I'm new here. I try to explain you my problem.
I'm developing an extension for Chrome that manage DOM.
I have to split up each single word inside <p>
tag element, to apply after some css features on each word, but preserving other tag elements (<a>, <em>, <strong>
, etc.) that could be in <p>
tag.
Example of possible text in a web page:
<p>
Sed ut <a> perspiciatis unde omnis </a>
iste natus <em> error sit </em>
voluptatem <strong> accusantium </strong>
doloremque laudantium
</p>
Using jQuery, I've thought to put a <span>
tag around each word to define a class attribute to use with css.
I found this code that splits the words (belonging to <p>
) correctly but doesn't consider other possible elements inside <p>
.
Code used (that doesn't do what I need):
$("p").each(function() {
var originalText = $(this).text().split(' ');
var spannedText = [];
for (var i = 0; i < originalText.length; i += 1) {
if(originalText[i] != ""){
spannedText[i] = ('<span class="...">' + originalText.slice(i,i+1).join(' ') + '</span>');
}
}
$(this).html(spannedText.join(' '));
});
In the example shown above this codes generate the following output, removing the other tag elements:
<p>
<span>Sed</span>
<span>ut</span>
<span>perspiciatis</span>
<span>unde</span>
<span>omnis</span>
<span>iste</span>
<span>natus</span>
<span>error</span>
<span>sit</span>
<span>voluptatem</span>
<span>accusantium</span>
<span>doloremque</span>
<span>laudantium</span>
</p>
It is close to solution I need but in this case all the tags present in the example (<a>, <em>, <strong>
) are removed and substituted with <span>
tag.
Instead I want to keep the html structure of <p>
and insert only <span>...</span>
for each word.
This it the output I would like to achieve:
<p>
<span>Sed</span>
<span>ut</span>
<a> <span>perspiciatis</span> <span>unde</span> <span>omnis</span> </a>
<span>iste</span>
<span>natus</span>
<em> <span>error</span> <span>sit</span> </em>
<span>voluptatem</span>
<strong> <span>accusantium</span> </strong>
<span>doloremque</span>
<span>laudantium</span>
</p>
Can you help me?
Replacing HTML destroys all event listeners added in JavaScript to the child elements and makes the browser re-parse the entire thing which is a CPU-intensive operation so it can be slow on slower devices.

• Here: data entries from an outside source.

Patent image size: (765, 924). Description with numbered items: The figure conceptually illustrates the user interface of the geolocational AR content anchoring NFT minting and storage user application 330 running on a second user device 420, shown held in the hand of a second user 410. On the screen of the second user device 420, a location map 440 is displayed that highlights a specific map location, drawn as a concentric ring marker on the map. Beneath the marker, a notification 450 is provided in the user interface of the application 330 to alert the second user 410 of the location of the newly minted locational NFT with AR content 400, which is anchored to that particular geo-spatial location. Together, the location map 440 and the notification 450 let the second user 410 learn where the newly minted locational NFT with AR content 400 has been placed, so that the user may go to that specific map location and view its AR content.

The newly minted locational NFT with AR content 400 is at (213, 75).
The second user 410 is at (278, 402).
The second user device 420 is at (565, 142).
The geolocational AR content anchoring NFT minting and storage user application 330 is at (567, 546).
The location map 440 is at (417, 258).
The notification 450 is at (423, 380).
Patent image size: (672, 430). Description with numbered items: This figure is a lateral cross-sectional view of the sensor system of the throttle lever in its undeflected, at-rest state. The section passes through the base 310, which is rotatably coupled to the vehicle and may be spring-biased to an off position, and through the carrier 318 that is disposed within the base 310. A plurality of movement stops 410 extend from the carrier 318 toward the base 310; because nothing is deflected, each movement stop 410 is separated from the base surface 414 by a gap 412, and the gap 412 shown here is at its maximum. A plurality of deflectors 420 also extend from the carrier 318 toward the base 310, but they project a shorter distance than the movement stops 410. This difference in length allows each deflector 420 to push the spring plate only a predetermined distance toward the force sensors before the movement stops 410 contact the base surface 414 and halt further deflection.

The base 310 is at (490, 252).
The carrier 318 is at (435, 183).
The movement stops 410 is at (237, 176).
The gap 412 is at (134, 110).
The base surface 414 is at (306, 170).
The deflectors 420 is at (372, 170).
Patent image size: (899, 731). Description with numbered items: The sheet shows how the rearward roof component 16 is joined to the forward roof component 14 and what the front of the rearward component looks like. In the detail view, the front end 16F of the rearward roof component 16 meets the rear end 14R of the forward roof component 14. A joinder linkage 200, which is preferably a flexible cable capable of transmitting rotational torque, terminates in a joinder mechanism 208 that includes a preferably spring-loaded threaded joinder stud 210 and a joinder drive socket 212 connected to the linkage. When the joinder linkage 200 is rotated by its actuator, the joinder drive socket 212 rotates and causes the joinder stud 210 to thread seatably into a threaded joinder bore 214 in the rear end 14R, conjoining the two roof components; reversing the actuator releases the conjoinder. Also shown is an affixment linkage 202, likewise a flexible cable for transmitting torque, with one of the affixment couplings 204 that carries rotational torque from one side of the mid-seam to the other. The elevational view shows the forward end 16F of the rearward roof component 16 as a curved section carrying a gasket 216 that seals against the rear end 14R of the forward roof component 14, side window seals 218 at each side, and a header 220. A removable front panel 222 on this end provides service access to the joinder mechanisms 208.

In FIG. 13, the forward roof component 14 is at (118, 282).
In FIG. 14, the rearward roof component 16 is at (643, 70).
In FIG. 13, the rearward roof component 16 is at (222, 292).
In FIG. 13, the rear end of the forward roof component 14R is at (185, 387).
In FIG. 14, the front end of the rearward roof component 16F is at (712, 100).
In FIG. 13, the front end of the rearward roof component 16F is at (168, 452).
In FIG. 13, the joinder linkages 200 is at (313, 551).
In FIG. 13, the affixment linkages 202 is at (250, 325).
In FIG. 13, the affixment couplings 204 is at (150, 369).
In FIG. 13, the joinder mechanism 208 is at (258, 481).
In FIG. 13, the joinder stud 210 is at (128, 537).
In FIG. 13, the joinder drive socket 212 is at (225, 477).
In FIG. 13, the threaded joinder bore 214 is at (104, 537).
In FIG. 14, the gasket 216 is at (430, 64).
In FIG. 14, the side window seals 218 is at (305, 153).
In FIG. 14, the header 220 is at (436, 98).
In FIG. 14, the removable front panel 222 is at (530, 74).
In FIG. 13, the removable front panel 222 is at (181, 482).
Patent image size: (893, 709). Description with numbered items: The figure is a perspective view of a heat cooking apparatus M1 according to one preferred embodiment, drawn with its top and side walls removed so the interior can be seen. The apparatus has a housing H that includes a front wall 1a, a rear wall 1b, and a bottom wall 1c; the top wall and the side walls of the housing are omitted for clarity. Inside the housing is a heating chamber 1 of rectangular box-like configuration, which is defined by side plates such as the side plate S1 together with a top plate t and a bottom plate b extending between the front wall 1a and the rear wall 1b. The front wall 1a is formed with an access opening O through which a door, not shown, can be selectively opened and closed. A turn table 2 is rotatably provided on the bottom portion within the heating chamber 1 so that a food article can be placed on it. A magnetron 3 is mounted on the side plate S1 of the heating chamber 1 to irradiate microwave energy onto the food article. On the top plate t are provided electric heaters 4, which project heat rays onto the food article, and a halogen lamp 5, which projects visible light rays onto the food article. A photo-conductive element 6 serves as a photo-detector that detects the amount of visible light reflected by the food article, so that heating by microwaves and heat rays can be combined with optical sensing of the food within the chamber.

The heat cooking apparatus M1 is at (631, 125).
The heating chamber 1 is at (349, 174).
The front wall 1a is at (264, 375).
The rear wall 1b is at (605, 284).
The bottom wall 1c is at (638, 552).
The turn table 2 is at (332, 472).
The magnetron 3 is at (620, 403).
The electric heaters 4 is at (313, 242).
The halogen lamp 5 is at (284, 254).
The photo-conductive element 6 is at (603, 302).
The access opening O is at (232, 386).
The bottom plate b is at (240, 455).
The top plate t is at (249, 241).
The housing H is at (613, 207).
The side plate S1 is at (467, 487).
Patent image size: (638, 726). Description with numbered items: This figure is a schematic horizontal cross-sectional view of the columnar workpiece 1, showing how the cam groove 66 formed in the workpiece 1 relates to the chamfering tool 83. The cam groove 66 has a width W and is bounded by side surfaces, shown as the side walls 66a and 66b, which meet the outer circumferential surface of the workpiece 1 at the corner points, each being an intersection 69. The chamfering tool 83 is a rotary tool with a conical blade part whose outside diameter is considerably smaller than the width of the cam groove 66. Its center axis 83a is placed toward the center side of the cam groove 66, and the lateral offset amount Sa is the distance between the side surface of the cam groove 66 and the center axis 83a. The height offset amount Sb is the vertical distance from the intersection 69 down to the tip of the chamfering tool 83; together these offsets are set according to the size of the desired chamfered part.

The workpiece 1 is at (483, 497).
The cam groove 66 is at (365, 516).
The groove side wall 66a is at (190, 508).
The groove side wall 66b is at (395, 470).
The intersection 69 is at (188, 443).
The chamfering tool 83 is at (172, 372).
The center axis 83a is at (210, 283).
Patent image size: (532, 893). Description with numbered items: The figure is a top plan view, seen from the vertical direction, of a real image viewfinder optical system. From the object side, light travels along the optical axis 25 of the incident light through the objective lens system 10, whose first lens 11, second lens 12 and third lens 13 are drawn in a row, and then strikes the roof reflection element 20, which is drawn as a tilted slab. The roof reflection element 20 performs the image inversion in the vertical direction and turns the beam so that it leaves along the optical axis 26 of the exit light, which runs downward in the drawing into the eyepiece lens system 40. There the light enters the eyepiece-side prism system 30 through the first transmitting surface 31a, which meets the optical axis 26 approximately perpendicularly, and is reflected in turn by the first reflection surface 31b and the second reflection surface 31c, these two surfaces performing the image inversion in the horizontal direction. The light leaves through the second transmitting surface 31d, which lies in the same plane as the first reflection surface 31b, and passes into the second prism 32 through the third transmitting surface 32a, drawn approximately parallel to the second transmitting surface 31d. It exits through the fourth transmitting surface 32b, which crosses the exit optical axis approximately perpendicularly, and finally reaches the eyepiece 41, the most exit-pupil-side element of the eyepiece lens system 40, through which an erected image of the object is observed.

Don't do this.
const span = document.createElement('span');
span.className = 'foo';
span.appendChild(document.createTextNode(''));
// these will display <span> as a literal text per HTML specification
const skipTags = ['textarea', 'rp'];
for (const p of document.getElementsByTagName('p')) {
const walker = document.createTreeWalker(p, NodeFilter.SHOW_TEXT);
// collect the nodes first because we can't insert new span nodes while walking
const textNodes = [];
for (let n; (n = walker.nextNode());) {
if (n.nodeValue.trim() && !skipTags.includes(n.parentNode.localName)) {
textNodes.push(n);
}
}
for (const n of textNodes) {
const fragment = document.createDocumentFragment();
for (const s of n.nodeValue.split(/(\s+)/)) {
if (s.trim()) {
span.firstChild.nodeValue = s;
fragment.appendChild(span.cloneNode(true));
} else {
fragment.appendChild(document.createTextNode(s));
}
}
n.parentNode.replaceChild(fragment, n);
}
}
Since we may be replacing thousands of nodes, this code tries to be fast: it uses TreeWalker API, DOM cloning, skipping the potentially superlong sequences of spaces and line breaks via a simple regular expression \s+
, and DocumentFragment to place the new nodes in one mutation operation. And of course not using jQuery.
P.S. There are advanced libraries for much more complex matching and processing like mark.js.